Réalisé avec peu de moyens, hors des sentiers battus de la production classique et des habituels guichets de financement, Hellacious Acres : the Case of John Glass s’aventure dans deux registres hautement périlleux, en particulier en situation de pénurie pécuniaire, à savoir celui de la science-fiction et celui de la comédie. Pat Tremblay s’en sort pourtant avec une inventivité que lui envieraient bien des comédies à gros budget. Dévastée par un holocauste nucléaire, la Terre n’abrite désormais que quelques survivants humanoïdes menacés par des hordes d’extra-terrestres lugubres et vaporeux. John Glass, survivant amnésique et désorienté, se réveille d’un long sommeil cryogénique dans une grange abandonnée et apprend, grâce à l’interface intégrée à sa combinaison anti-radiation, qu’il a pour mission de rétablir une atmosphère respirable sur la planète. Pour cela, il doit traverser la campagne environnante afin d’atteindre différents lieux stratégiques, en prenant soin d’éviter toute rencontre désagréable.

Commence alors pour cet antihéros, comme pour le spectateur, le vrai périple orchestré sadiquement par Pat Tremblay. Si l’on pense d’emblée à un mélange improbable entre les Monty Pythons de Sacré Graal –- pour la quête absurde -– et le Stalker d’Andreï Tarkovski -– pour les angoissants paysages champêtres -,– c’est que le réalisateur, avec un sens aigu de l’humour noir qui caractérisait la troupe britannique, prend un malin plaisir à détourner le langage visuel du cinéaste russe pour mieux tourmenter les nerfs des spectateurs. C’est précisément de ce mariage surréaliste que naît l’atmosphère unique qui fait tout le sel du film.

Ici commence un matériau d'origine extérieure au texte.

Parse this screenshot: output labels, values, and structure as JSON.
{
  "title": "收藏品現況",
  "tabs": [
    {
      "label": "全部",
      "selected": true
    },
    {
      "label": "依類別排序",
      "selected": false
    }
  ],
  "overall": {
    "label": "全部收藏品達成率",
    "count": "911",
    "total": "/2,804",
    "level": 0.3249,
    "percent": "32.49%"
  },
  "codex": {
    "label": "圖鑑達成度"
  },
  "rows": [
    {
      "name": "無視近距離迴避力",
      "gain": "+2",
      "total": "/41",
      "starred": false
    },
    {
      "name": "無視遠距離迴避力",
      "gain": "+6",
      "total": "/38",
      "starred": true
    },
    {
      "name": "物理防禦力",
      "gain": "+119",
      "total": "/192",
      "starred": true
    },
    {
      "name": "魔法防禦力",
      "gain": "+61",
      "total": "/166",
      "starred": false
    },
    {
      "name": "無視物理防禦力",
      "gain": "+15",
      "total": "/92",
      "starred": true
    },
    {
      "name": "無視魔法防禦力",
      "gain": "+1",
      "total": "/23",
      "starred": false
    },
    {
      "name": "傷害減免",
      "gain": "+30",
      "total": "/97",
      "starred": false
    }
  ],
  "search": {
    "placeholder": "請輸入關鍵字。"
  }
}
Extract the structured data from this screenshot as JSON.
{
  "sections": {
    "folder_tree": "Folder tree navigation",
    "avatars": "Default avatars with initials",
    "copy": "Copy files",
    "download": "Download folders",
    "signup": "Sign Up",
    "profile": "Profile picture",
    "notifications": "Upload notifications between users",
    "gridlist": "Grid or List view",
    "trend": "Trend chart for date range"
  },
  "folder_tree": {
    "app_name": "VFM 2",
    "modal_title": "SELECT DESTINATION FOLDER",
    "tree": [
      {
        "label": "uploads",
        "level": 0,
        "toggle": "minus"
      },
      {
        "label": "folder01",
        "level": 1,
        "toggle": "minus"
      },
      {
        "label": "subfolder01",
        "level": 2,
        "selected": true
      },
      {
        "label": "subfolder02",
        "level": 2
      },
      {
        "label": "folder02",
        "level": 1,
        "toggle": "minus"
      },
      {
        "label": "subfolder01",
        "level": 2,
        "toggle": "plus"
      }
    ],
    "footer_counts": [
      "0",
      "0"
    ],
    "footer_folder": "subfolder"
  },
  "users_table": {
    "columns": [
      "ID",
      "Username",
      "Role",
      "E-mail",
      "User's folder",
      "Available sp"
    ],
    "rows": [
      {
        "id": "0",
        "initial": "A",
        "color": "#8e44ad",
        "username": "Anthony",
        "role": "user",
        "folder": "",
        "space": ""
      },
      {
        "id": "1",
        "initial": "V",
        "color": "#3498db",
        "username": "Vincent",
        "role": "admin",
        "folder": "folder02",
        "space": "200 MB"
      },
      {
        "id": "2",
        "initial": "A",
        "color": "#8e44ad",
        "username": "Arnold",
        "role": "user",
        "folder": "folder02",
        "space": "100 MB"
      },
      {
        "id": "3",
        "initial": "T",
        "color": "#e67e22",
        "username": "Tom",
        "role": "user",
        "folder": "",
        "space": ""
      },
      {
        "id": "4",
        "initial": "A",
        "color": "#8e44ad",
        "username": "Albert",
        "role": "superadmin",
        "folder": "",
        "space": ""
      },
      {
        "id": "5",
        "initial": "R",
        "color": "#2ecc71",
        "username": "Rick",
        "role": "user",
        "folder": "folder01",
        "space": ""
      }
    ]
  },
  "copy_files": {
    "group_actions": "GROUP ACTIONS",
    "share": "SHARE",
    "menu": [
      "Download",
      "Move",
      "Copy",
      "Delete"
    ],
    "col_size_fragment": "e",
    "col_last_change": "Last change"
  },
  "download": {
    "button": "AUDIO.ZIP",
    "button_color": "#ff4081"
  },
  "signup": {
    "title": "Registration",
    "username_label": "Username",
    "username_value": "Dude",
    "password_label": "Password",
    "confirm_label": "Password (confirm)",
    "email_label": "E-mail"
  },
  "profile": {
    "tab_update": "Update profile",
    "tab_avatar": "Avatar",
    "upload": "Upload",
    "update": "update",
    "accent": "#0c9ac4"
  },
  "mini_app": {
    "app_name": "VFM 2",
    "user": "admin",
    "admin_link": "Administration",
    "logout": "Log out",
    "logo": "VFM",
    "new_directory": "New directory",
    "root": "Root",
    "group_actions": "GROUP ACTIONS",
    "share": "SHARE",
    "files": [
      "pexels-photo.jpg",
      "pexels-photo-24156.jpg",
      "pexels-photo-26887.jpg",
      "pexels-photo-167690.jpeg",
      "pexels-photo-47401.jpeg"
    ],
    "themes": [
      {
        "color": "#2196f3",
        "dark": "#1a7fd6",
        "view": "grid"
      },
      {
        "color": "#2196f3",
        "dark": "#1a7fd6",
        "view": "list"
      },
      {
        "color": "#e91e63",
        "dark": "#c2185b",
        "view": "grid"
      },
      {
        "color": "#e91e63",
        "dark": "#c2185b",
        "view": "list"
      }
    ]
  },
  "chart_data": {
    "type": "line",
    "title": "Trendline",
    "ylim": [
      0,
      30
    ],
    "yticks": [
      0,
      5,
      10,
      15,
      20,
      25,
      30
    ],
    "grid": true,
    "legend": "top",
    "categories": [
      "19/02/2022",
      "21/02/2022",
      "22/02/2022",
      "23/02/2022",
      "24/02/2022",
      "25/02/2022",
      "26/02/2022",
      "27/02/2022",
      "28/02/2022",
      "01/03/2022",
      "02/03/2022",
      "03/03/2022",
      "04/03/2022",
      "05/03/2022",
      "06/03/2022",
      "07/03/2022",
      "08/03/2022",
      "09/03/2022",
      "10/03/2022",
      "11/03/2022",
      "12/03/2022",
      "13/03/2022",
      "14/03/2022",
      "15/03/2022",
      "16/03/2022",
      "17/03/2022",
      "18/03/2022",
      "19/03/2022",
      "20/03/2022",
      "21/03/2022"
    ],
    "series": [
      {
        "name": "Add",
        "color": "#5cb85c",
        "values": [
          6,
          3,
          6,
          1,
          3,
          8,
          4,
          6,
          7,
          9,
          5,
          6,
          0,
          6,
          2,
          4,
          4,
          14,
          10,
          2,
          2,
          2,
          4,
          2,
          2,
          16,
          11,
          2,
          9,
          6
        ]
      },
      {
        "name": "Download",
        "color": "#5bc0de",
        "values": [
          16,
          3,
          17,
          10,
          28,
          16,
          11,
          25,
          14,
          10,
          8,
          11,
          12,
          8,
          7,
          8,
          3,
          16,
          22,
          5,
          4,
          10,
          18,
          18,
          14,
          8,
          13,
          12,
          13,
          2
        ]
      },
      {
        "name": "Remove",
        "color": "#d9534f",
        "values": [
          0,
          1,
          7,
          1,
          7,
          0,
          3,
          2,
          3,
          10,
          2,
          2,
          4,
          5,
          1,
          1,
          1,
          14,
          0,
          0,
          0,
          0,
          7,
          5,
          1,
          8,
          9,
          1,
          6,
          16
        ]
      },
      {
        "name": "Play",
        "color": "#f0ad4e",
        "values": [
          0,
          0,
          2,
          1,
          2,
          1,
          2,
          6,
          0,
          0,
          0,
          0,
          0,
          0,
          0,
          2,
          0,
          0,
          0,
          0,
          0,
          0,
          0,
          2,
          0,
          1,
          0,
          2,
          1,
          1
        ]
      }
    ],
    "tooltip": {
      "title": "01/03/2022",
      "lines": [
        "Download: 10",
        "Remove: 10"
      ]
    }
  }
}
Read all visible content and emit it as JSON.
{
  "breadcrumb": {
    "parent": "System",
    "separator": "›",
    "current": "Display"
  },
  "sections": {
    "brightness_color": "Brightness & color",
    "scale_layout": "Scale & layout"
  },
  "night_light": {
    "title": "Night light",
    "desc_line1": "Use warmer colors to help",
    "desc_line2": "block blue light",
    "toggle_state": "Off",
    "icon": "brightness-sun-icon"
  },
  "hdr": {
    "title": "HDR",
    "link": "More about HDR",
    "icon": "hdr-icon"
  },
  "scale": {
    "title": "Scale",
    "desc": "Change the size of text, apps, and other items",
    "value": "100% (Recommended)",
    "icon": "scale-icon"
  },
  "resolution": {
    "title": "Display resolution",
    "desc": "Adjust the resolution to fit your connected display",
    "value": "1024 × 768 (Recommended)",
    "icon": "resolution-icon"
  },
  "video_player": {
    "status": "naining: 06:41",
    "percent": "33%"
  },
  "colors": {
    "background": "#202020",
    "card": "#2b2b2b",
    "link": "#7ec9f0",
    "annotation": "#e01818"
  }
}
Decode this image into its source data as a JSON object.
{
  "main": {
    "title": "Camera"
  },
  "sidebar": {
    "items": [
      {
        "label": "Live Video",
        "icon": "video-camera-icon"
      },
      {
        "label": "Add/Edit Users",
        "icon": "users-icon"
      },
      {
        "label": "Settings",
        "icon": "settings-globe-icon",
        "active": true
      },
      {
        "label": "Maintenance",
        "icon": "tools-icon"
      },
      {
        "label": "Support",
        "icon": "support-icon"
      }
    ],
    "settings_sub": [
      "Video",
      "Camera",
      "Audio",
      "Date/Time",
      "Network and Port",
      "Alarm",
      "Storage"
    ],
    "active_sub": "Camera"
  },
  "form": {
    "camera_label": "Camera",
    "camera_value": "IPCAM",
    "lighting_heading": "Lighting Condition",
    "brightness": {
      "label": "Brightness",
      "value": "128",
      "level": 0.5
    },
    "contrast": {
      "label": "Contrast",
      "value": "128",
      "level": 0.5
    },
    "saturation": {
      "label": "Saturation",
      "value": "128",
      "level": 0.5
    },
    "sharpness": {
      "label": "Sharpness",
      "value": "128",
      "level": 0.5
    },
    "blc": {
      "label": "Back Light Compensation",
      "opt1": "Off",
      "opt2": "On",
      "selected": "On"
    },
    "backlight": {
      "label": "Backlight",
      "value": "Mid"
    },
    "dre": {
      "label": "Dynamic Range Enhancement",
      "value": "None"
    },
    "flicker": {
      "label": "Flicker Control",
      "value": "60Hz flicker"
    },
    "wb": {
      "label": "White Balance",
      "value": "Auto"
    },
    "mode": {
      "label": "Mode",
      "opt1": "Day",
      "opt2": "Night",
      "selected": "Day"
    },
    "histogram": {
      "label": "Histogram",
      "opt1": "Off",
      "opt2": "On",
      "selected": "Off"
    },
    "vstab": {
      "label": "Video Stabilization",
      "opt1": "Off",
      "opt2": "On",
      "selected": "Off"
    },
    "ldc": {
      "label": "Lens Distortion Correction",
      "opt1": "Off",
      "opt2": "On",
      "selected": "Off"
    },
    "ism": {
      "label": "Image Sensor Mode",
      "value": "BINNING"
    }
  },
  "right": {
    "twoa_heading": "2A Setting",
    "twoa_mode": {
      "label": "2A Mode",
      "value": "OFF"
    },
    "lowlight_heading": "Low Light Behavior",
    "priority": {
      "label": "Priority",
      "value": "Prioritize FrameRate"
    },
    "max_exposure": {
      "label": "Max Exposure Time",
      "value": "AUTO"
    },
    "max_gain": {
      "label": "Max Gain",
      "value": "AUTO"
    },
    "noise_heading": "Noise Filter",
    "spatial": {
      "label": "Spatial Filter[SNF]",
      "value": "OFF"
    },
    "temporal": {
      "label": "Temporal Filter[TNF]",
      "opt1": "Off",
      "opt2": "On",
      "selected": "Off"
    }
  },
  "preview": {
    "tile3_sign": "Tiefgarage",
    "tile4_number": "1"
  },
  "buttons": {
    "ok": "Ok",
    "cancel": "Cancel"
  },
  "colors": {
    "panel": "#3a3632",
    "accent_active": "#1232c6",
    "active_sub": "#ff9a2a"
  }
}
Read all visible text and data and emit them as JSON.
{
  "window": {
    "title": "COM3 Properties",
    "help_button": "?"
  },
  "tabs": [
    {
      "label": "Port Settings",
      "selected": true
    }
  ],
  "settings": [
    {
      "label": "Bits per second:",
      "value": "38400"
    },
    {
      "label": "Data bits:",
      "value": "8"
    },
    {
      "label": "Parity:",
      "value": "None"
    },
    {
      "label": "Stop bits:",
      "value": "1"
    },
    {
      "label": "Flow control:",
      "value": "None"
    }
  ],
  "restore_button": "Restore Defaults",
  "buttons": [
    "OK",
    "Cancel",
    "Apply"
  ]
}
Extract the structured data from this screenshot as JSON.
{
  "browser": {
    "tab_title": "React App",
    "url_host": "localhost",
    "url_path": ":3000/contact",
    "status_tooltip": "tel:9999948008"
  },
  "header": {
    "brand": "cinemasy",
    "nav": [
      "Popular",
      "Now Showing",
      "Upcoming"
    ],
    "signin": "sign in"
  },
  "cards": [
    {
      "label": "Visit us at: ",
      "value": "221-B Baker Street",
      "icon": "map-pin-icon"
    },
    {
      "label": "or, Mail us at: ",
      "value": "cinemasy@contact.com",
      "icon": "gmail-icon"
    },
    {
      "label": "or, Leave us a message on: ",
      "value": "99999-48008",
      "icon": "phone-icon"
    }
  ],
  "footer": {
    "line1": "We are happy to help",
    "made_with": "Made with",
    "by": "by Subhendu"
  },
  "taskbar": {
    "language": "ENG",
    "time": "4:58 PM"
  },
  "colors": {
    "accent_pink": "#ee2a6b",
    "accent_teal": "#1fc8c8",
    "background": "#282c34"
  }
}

A propos de Down by Law et de Stranger than Paradise, Jim Jarmusch avait mentionné que ces films étaient faits d’éléments qui seraient habituellement coupés au montage, de moments qui se situent entre ceux que l’on considère comme signifiants. C’est ce même parti pris qu’adopte Pat Tremblay, et qu’il pousse à l’extrême pour en faire un pied de nez formel au cinéma hollywoodien qui a peur du vide, au point de confondre style et montage MTV. Ce n’est donc pas tant la quête qui importe dans Hellacious Acres que le processus de recherche en lui-même : une recherche complètement futile qui sert uniquement de prétexte aux mésaventures de John Glass, sorte de Buster Keaton futuriste au masque impassible, prisonnier d’un temps suspendu.

Car dans ce monde apocalyptique, rien ne bouge, forcément. Mais la dilatation du temps par le cinéaste ferait pâlir Sergio Leone lui-même : la traversée d’un champ, filmée en long – trèèès long – plan-séquence, devient une épreuve harassante, frustrante, impitoyablement pénible. Un acte aussi banal que se nourrir prend une dimension herculéenne, particulièrement lorsqu’il faut résoudre un casse-tête incongru qui consiste à faire entrer de la nourriture avariée dans une combinaison hermétiquement close. Loin de provoquer l’ennui, ce jeu sur la durée des plans se fait évidemment avec un sens rigoureux du timing burlesque, en pleine conscience du regard du spectateur. À la manière dont Tim Burton déclarait à travers Mars Attacks sa flamme pour le cinéma de science-fiction rutilant et désuet des années 50, Hellacious Acres flirte malicieusement avec la série Z et le film d’auteur hermétique, tout en bouillonnant d’inventions visuelles. Au final, son ingéniosité défie tous les obstacles du manque de moyens, et son mélange de genres en fait une œuvre inclassable et jubilatoire. On trouvera difficilement une meilleure chimie pour un futur film culte.